One of the biggest mistakes that Michael Agard sees pharma companies make is underestimating the importance of good data governance and management. For example, some have over-customized the Trial Master File Reference Model, which provides best practices for standard content, structure, terminology, and metadata for the TMF. This increases both the risk of manual errors and the time spent on managing the trial data.

–  Organizations that over-customize the Trial Master File typically need to spend more time managing their documents, especially for the exchange of documents with CROs. This is a good example of the importance of making the right choices early during implementation of a new system because otherwise, it can have long-term consequences. And often, it is simply old habits that prevent organizations from adopting the reference model.  

This type of misstep during implementation can be fairly easily avoided by relying on an implementation method that uses industry best practices. NNIT has achieved reliable results using such an approach when working with clients, especially with organizations with limited internal resources.   

One of the challenges in working with a CRO is returning the TMF Documents and audit trail to the sponsor.  The TMF needs to tell the story of the clinical trial and how Sponsor Oversight was managed. The migration of TMF documents, metadata, and audit trail data can be accomplished with a partner like NNIT, which has technical knowledge of Veeva Vault Clinical and knows the regulatory requirements for compliance.

“Even though the benefits of switching to a platform like Veeva Vault Clinical are substantial, we still see organizations that manage significant aspects of their clinical trials using spreadsheets.”

– Michael Agard, Team Leader Clinical Consulting US at NNIT

Find and fix issues with a root-cause analysis

In general, Veeva Vault Clinical users can often improve their performance and results significantly with a root-cause analysis of their quality issues. Is a particular type of document, classification, process, or study-specific nuances causing most of the problems? Michael Agard estimates that a company using Veeva Vault Clinical can identify and address most of its top ten issues with a simple analysis.

– In one case, a company required a lot of its data to be entered via a free-text field, which resulted in frequent manual errors. It was fairly easy to adjust the input of metadata using required fields and auto-naming documents to reduce the likelihood of users entering incorrect information. Sometimes, users need to be re-trained, or processes need to be reviewed more thoroughly. It is all a matter of examining the data closely, says Michael Agard.
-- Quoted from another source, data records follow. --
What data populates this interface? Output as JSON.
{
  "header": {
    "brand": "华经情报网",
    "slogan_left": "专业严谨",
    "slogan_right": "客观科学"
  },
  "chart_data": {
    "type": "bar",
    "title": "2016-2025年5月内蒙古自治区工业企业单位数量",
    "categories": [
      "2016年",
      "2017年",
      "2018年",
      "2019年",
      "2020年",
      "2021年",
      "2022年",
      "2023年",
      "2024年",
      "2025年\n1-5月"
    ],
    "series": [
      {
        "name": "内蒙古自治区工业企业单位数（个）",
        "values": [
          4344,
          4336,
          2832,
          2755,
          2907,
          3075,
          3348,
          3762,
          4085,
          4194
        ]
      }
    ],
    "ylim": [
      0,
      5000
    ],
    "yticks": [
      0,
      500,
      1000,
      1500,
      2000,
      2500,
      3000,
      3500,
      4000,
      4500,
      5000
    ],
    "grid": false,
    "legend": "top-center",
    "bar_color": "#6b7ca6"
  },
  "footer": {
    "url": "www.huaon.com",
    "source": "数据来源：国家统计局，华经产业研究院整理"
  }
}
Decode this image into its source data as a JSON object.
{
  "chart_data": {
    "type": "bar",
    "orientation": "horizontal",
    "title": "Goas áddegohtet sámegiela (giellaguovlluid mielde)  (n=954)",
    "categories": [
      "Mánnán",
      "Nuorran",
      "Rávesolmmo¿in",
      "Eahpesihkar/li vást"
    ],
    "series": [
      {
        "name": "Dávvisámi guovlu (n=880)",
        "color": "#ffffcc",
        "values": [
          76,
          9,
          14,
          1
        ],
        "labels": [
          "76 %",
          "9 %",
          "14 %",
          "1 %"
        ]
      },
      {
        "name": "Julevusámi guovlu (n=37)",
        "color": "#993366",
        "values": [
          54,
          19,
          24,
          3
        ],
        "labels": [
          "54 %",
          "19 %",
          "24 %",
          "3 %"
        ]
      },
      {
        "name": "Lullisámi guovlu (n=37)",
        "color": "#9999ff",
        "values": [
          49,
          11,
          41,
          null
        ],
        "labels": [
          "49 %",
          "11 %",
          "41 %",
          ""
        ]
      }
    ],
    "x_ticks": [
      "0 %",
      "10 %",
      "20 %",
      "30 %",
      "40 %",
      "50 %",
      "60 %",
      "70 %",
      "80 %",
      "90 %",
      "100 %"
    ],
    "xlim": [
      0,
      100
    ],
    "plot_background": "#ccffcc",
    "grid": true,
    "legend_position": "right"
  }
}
Valuable lessons about Veeva Vault Clinical Suite

As a leading Veeva partner, NNIT has participated in more than 450 completed Veeva projects. We know that aligning the whole organization with a new paradigm of continuous improvement is essential for success.

Our vast experience with Veeva Vault Clinical Suite has taught us that it is important to

  • Save time on milestones and expected document management: In Veeva Vault eTMF and CTMS, you can manage milestones in clinical trials. Keep the milestone list simple and then associate a limited number of expected documents to a milestone. This replaces the use of placeholder documents and enables much more efficient TMF completeness oversight.   
  • Don’t go overboard on user permissions: Some organizations tend to over-configure user permissions, which ends up hindering team members from doing their work. To resolve this, you often need to differentiate between company roles and user permissions.
  • Plan carefully for decentralized trials: There is an increased interest in decentralized trials, where patients can participate through their local pharmacy instead of at a central site. While this method has multiple benefits, you are adding a lot of people to the team, who may not have a lot of experience with clinical trials. You need to adjust your technology platform, processes, oversight, and training accordingly.